I’ve been a very lucky writer and after 15 years since my first novel was published, I have a host of memories. If I had to total them up, surely my good memories outnumber the bad ones. However, as any creative knows, it’s the bad ones that stick with you.
So for every kind word a writing hero has said about my work, for every book I’ve signed, every glowing review I’ve gotten, every awards ceremony I’ve attended, there are moments of indignity and humiliation that come along with this crazy business.
For example the weekend I went 0 for 3 on awards starting on a Friday night when I lost a Shamus award, into Saturday night when I lost an Anthony award only to get on a plane, fly back to L.A., don a tux and make it just in time to lose an Emmy award on Sunday. 3 nights, 3 nominations, zero wins.
There was the time I sat at the signing table at Bouchercon in alphabetical order in between Jeff Abbott and Cara Black. It was like the empty space between two skyscrapers as long lines of people queued up for both of them and nobody came for me. Then one guy leaned out of line to pep me up (I think?) and said, “Don’t worry, buddy. First one’s the hardest. You’ll get there.” To which I had to tell him, “This is actually my ninth book.”
I went to host my very first book club at a local bookstore only to sit around for an hour all by myself. Nobody had signed up and nobody came.
I have had no fewer than six – count ‘em: 6 – publishers go out of business while publishing my books. Some with a little up front notice, most with almost none. You can understand I’m a little gun-shy now about new publishing ventures.
There was the time when someone stopped me to tell me how much they like my books only to realize 5 minutes into the praise that it was another Eric she was thinking of. She hadn’t read my books and didn’t seem all that interested, even after our chat.
The routine indignity of my wife never finishing a book of mine is a sore spot. I had to stare at a copy on her nightstand for more than six months, bookmark never moving beyond chapter 2, before I had to remove it and stash it away where it could no longer mock me. Worst of all, she never noticed it was gone.

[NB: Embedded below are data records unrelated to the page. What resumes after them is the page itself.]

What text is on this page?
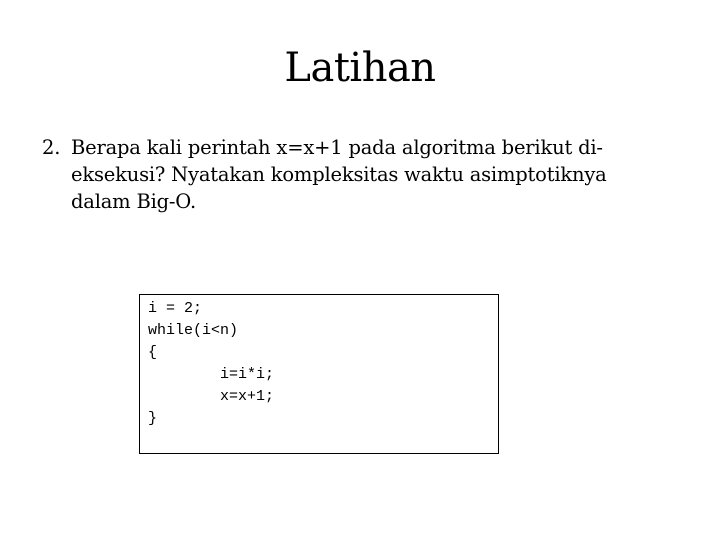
Latihan
2. Berapa kali perintah x=x+1 pada algoritma berikut di-
eksekusi? Nyatakan kompleksitas waktu asimptotiknya
dalam Big-O.
i = 2;
while(i<n)
{
i=i*i;
x=x+1;
}
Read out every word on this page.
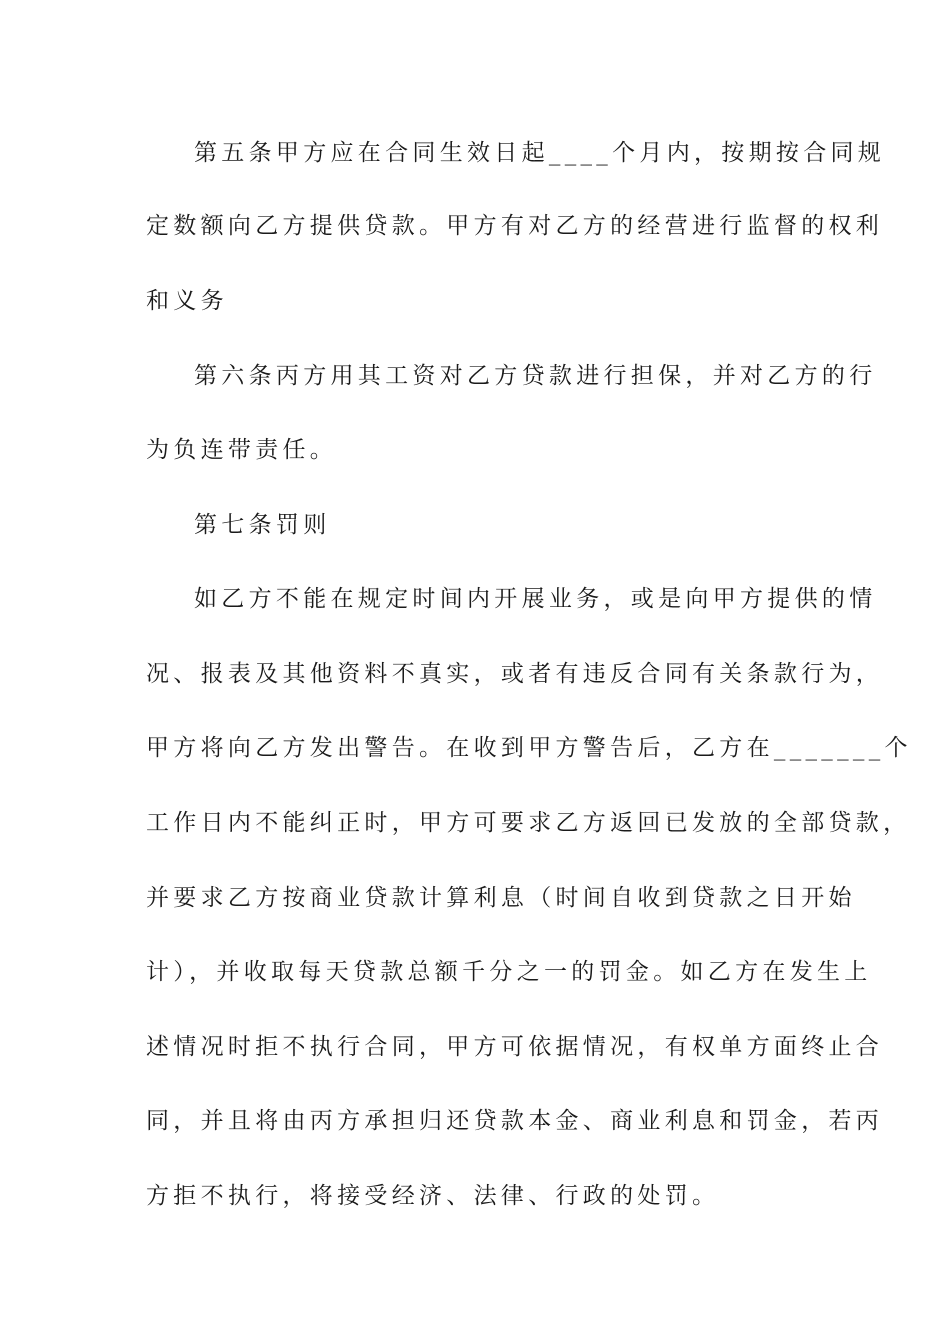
第五条甲方应在合同生效日起____个月内，按期按合同规
定数额向乙方提供贷款。甲方有对乙方的经营进行监督的权利
和义务
第六条丙方用其工资对乙方贷款进行担保，并对乙方的行
为负连带责任。
第七条罚则
如乙方不能在规定时间内开展业务，或是向甲方提供的情
况、报表及其他资料不真实，或者有违反合同有关条款行为，
甲方将向乙方发出警告。在收到甲方警告后，乙方在_______个
工作日内不能纠正时，甲方可要求乙方返回已发放的全部贷款，
并要求乙方按商业贷款计算利息（时间自收到贷款之日开始
计），并收取每天贷款总额千分之一的罚金。如乙方在发生上
述情况时拒不执行合同，甲方可依据情况，有权单方面终止合
同，并且将由丙方承担归还贷款本金、商业利息和罚金，若丙
方拒不执行，将接受经济、法律、行政的处罚。
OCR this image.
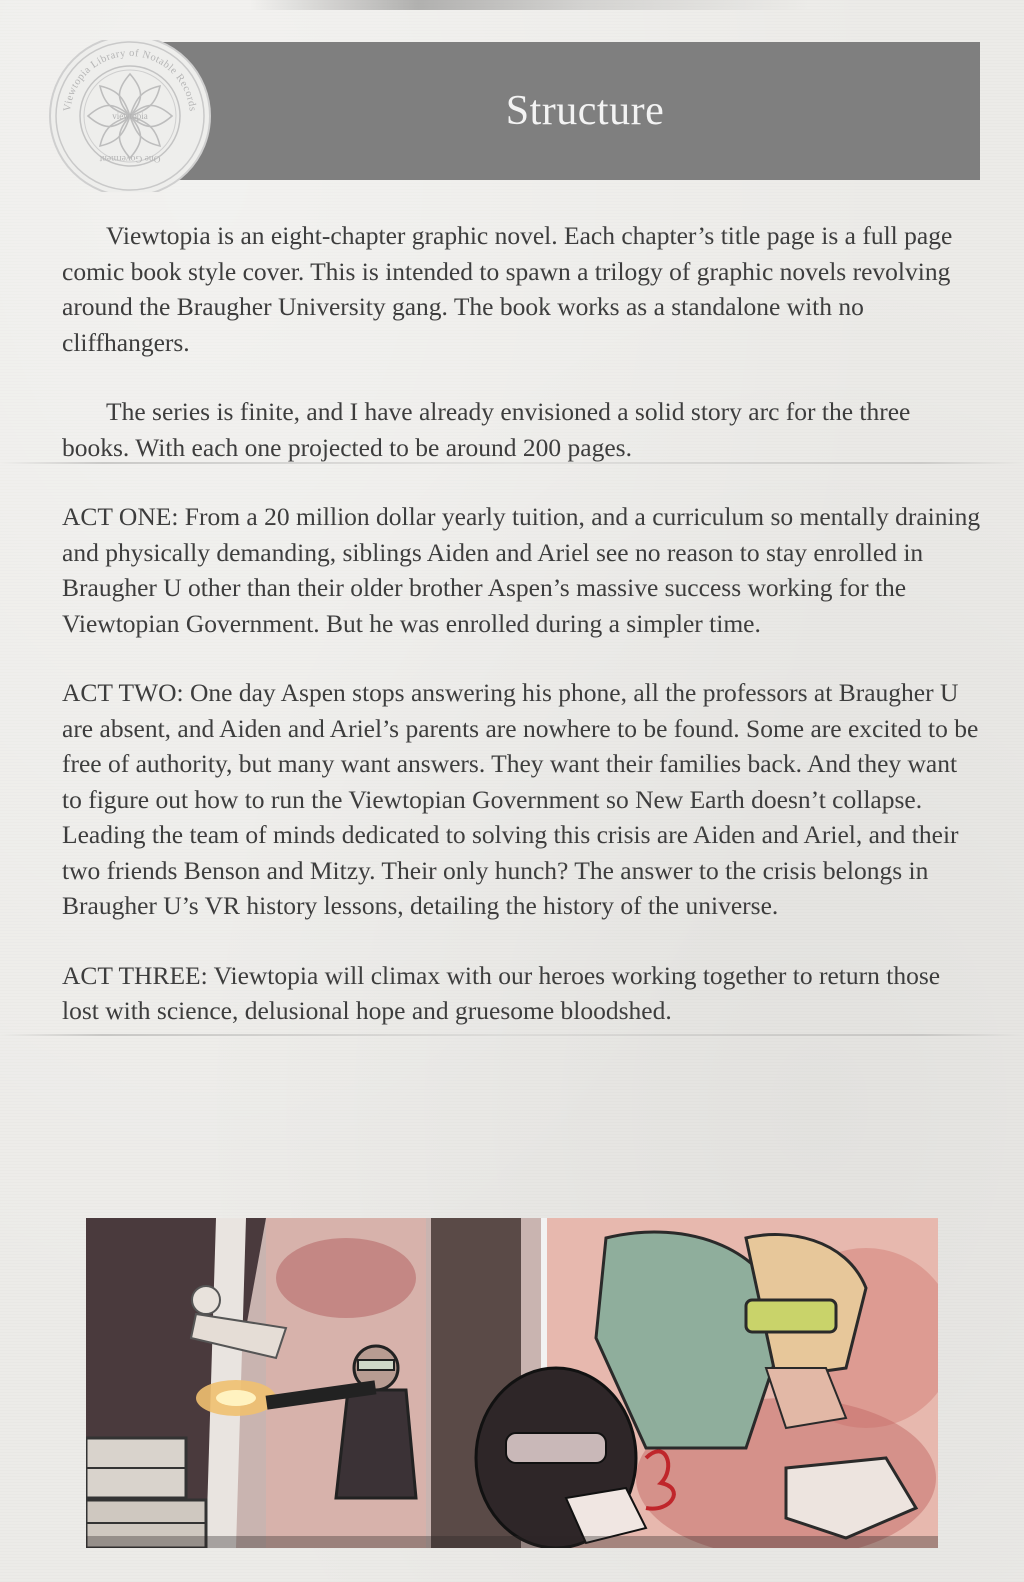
Structure
Viewtopia Library of Notable Records
viewtopia
One Goverment

Viewtopia is an eight-chapter graphic novel. Each chapter’s title page is a full page comic book style cover. This is intended to spawn a trilogy of graphic novels revolving around the Braugher University gang. The book works as a standalone with no cliffhangers.

The series is finite, and I have already envisioned a solid story arc for the three books. With each one projected to be around 200 pages.

ACT ONE: From a 20 million dollar yearly tuition, and a curriculum so mentally draining and physically demanding, siblings Aiden and Ariel see no reason to stay enrolled in Braugher U other than their older brother Aspen’s massive success working for the Viewtopian Government. But he was enrolled during a simpler time.

ACT TWO: One day Aspen stops answering his phone, all the professors at Braugher U are absent, and Aiden and Ariel’s parents are nowhere to be found. Some are excited to be free of authority, but many want answers. They want their families back. And they want to figure out how to run the Viewtopian Government so New Earth doesn’t collapse. Leading the team of minds dedicated to solving this crisis are Aiden and Ariel, and their two friends Benson and Mitzy. Their only hunch? The answer to the crisis belongs in Braugher U’s VR history lessons, detailing the history of the universe.

ACT THREE: Viewtopia will climax with our heroes working together to return those lost with science, delusional hope and gruesome bloodshed.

One single moment? Perhaps the very beginning. The moment that should have warned me what this writing life was going to be like. The pain I would endure if I kept on.
I had a book signing for my debut novel. A momentous occasion for any author, and something that can only happen for the first time once. It was at a favorite and legendary bookstore. I invited friends and family, other writers I admired. I signed the guest book for the store only a few columns from Michael Connelly, Mickey Spillane and Megan Abbott.
Then two days before the signing, my publisher informed me they wouldn’t have any books for me. Production issues, they said. I had to do my debut signing with nothing to sign.
I had my one, sad, author copy which I read from. And then politely thanked everyone for coming, but had to send them home empty-handed. It was humiliating and demoralizing and a perfect foreshadow of the way my writing career would go from there. I still get nightmares about it. It’s the author equivalent of showing up to your final exams late with only 2 minutes on the clock, and also you’re naked. It’s the one time you wish you had one of those ‘I had a signing and nobody came’ moments. I’m telling you, the inverse of nobody showing up is way worse. If nobody is there you’re ashamed in front of the mirror and the bookstore staff. When everyone shows up except the books – you’re ashamed in front of the mirror, the staff, and everyone you will continue to see regularly who will remember this moment the same way they’d remember a time when your pants fell down.
So, yeah, so many moments. Hard to pick just one. It’s a deep well. I have several appearances this fall where I assume I will add to the list, so stay tuned! Or better yet, come by and witness the car crash for yourself.
4 comments:
Yeah, but three major nominations in one year! Means you've got it going on. As for the humiliating stuff, we all have stories ....
So glad you went there first, Eric. That was my plan for tomorrow, Cx
Memorable doesn't have to be favorite :)
True, alas! And yours are memorable.